The statement required plenty of redrafting. The Fed noted that 'economic growth was solid
in the third quarter, and strains in financial markets have eased somewhat', but
acknowledged that 'the pace of economic expansion will likely slow in the near term, partly
reflecting the intensification of the housing correction'. The language on inflation was
expanded to include more explicit guidance about the risks, 'recent increases in energy and
commodity prices, among other factors, may put renewed upward pressure on inflation'.
Most important, and in a bid to damp speculation of further substantial cuts, the Fed inserted
an assessment of the balance of risks, saying 'the upside risks to inflation roughly balance
the downside risks to growth'. The statement concluded with the same line about acting 'as
needed'.
The fed funds rate is now around neutral and with government bond yields and the majority
of credit spreads still low and the dollar weakening, monetary conditions are not restrictive.

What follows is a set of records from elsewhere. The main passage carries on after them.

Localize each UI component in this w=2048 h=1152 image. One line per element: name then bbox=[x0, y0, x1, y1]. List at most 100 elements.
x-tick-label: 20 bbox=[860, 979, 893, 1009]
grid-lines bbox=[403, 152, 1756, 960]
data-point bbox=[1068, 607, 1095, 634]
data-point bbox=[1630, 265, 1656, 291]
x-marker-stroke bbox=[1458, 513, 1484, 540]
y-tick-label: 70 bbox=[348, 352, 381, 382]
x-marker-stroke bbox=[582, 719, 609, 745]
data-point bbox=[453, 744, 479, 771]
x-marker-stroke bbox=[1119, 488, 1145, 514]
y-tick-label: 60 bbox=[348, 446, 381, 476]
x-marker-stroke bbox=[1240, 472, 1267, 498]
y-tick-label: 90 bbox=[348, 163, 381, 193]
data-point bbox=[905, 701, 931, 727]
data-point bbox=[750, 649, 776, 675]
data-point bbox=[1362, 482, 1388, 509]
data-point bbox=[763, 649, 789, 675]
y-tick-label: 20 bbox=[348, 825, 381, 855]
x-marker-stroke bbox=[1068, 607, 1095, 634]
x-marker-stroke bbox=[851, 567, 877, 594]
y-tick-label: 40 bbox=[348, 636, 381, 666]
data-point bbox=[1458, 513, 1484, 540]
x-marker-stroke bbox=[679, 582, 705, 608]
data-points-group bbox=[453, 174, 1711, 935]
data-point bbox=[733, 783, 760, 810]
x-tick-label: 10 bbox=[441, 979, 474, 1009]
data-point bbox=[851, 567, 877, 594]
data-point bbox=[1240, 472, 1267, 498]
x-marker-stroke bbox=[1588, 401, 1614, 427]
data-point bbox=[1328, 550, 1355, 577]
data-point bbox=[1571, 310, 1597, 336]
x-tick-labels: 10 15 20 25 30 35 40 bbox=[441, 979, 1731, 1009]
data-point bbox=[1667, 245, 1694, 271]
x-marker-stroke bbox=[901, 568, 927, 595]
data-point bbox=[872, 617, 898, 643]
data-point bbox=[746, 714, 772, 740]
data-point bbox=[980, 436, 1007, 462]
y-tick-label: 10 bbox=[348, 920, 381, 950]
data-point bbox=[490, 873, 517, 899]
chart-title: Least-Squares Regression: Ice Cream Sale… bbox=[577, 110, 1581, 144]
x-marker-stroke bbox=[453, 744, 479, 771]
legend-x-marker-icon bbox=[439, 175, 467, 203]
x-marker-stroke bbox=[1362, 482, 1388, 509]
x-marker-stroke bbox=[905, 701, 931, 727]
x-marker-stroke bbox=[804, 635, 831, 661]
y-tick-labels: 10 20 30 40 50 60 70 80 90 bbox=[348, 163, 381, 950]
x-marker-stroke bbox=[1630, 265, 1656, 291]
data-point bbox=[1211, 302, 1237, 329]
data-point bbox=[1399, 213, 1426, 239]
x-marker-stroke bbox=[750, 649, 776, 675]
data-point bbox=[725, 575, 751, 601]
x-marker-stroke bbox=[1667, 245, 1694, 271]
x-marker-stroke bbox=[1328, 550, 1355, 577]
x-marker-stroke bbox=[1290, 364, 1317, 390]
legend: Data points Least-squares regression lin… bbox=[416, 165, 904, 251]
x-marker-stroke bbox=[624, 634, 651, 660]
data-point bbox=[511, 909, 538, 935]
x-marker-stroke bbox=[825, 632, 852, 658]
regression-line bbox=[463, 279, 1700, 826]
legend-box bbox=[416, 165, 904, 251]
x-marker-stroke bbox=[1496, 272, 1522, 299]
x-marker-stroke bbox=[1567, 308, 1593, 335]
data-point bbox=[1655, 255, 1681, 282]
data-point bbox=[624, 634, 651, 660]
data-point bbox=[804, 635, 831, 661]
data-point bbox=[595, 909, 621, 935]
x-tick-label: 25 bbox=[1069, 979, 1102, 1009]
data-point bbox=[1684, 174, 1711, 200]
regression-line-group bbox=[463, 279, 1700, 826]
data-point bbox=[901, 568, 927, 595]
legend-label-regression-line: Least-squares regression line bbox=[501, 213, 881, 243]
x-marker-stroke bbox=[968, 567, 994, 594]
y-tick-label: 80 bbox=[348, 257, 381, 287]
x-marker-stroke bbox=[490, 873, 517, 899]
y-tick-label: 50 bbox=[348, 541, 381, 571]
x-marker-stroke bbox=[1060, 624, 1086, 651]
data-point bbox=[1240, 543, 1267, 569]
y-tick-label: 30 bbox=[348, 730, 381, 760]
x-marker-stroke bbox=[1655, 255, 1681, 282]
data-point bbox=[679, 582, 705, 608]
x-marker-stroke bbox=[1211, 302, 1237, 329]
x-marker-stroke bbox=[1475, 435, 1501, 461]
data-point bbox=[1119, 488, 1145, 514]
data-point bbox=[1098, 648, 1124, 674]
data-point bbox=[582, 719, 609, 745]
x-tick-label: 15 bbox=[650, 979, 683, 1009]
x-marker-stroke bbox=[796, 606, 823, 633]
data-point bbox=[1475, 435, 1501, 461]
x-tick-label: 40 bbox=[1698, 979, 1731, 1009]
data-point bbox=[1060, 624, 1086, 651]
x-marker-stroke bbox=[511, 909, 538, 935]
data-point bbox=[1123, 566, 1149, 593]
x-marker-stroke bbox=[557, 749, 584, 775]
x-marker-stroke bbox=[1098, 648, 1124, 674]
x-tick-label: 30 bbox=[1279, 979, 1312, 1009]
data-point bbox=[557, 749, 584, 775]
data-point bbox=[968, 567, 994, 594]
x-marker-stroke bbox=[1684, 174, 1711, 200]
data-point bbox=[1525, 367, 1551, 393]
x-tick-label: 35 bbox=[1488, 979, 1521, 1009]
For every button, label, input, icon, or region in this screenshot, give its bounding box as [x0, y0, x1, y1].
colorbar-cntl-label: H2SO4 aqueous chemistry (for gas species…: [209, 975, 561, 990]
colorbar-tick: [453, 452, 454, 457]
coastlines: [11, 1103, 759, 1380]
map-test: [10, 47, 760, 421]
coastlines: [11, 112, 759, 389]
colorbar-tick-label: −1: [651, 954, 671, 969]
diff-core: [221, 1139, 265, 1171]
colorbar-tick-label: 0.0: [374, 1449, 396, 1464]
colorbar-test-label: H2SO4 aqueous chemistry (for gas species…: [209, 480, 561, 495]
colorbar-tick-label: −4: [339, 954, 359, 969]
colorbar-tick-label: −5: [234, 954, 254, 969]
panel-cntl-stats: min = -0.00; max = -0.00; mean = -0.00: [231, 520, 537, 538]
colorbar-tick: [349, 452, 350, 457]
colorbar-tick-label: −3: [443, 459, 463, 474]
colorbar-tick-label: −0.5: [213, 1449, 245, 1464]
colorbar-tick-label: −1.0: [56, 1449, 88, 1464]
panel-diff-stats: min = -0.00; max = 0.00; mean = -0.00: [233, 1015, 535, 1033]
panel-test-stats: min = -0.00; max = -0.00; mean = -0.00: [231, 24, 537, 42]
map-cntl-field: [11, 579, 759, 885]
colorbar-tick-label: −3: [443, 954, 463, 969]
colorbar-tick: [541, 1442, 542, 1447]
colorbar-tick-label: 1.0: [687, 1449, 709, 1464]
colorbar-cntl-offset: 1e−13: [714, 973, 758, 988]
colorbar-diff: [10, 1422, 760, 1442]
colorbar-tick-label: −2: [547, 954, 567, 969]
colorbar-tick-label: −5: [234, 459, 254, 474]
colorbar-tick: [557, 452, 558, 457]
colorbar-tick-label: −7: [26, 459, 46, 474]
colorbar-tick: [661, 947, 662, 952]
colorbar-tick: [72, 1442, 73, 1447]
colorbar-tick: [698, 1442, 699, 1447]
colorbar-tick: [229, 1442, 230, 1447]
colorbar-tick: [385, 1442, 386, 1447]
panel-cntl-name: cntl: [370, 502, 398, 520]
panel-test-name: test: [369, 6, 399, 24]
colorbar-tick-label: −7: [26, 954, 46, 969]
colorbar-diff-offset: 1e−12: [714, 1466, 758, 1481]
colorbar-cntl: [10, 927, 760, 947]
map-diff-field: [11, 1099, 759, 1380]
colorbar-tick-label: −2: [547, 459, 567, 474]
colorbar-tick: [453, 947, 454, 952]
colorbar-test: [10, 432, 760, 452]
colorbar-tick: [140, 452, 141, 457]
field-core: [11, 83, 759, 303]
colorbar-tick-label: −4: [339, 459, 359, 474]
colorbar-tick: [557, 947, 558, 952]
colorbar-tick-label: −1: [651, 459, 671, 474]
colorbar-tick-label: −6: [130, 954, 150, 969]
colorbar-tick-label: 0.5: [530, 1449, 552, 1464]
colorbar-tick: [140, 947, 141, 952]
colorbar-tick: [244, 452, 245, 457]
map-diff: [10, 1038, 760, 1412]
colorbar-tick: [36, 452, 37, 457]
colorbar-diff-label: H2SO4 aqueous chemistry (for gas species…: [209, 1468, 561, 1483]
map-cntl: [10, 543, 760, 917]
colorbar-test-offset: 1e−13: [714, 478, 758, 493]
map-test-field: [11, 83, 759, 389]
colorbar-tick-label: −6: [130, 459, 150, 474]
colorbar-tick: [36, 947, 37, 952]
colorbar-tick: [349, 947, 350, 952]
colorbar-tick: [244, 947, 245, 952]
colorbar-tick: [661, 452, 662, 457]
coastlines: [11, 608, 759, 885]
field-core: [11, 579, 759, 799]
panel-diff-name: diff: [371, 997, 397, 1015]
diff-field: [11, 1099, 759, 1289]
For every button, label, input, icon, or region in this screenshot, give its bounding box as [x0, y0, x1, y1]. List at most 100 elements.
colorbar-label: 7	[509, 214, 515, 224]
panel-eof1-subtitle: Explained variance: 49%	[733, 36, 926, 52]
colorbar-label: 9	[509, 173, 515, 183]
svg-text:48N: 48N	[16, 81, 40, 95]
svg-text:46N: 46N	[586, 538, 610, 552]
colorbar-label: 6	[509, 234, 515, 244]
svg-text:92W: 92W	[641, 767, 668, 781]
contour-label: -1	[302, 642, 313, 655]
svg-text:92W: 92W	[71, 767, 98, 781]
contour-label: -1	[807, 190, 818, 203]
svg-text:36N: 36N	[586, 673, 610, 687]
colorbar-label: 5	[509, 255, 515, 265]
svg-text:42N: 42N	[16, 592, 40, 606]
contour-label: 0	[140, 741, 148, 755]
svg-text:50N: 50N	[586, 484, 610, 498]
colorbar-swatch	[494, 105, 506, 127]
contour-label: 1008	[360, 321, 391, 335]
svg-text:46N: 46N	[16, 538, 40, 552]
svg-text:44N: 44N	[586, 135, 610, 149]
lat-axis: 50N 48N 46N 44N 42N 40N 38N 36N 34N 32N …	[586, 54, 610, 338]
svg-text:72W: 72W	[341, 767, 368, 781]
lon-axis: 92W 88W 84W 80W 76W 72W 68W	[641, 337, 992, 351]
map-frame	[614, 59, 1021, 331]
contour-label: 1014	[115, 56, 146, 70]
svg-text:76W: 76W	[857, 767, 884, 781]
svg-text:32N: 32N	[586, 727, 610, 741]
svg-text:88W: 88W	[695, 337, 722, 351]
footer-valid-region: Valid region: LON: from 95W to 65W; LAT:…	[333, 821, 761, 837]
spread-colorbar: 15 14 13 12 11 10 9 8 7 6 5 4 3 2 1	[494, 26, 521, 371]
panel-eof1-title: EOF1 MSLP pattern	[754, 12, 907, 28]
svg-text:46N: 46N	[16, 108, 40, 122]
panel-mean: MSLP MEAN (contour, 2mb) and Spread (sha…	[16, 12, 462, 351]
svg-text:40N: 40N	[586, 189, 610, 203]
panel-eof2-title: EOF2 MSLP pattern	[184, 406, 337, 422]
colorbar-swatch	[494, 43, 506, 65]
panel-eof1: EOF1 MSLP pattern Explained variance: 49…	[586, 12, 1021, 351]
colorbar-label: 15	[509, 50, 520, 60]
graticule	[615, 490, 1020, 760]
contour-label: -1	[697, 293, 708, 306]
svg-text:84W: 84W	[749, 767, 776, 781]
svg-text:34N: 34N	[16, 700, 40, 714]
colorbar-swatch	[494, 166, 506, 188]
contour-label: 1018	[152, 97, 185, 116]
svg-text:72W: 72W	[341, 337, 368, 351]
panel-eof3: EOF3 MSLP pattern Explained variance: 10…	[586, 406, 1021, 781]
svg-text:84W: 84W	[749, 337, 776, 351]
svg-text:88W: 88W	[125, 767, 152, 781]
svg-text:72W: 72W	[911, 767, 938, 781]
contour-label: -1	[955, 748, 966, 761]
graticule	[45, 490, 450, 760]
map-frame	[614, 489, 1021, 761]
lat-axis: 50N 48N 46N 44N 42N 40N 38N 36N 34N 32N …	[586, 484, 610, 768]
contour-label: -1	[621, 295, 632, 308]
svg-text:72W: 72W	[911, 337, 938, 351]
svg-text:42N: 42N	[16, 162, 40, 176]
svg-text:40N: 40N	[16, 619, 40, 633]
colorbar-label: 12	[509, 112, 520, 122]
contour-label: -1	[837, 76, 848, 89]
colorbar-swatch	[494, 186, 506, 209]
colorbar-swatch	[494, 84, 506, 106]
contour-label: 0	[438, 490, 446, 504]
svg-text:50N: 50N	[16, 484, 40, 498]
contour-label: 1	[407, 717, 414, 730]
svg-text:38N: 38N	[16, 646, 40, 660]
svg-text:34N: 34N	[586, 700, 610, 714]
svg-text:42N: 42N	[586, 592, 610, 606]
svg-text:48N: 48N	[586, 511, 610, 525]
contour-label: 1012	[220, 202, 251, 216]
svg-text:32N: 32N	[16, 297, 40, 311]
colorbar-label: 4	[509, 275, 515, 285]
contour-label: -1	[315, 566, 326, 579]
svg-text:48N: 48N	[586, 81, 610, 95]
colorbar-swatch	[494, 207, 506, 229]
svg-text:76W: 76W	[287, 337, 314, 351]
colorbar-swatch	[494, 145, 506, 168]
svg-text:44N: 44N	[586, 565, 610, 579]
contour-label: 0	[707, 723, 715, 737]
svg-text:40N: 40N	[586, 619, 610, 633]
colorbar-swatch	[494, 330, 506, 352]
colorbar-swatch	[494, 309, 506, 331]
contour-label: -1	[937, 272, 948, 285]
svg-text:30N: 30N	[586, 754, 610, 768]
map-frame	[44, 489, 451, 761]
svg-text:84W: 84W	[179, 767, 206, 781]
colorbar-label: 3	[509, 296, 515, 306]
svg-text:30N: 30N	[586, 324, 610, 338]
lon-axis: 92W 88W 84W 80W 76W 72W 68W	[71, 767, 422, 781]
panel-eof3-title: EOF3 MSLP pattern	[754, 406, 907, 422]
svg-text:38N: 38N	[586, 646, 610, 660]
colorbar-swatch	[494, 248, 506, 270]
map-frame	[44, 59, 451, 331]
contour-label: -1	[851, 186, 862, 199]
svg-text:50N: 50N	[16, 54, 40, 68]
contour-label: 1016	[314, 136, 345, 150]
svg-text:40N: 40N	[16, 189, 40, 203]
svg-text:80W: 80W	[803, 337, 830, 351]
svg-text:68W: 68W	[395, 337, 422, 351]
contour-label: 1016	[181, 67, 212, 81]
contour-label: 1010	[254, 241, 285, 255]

The economy is close to full capacity, global growth remains robust and commodity prices,
most worryingly crude oil, are soaring. As medium-term inflation risks are increasing, I don't
think the Fed sees the need to loosen policy further. But with markets pricing in further rate
cuts, the Fed has a communications issue. The statement is the first attempt to outline the
Fed's thoughts, but in subsequent speeches and the minutes I expect the Fed to explain that
because it has frontloaded rate cuts, it doesn't need to cut rates again if the data softens as
it's expecting. It's conceivable that market turbulence could re-intensify and we get more
evidence of broad-based economic weakness. A sustained drop in the monthly ISMs or rise
in unemployment could force the Fed to loosen even further. But because the Fed has been
remarkably pre-emptive, the most likely scenario is sluggish growth near-term before
returning to potential in the second half of 2008. At this stage the Fed has limited ability to
prevent the housing correction running its course, but it can help promote macro stability by
ensuring that inflation and inflation expectations remain well contained. As a result, I expect
the Fed to remain on hold through 2008.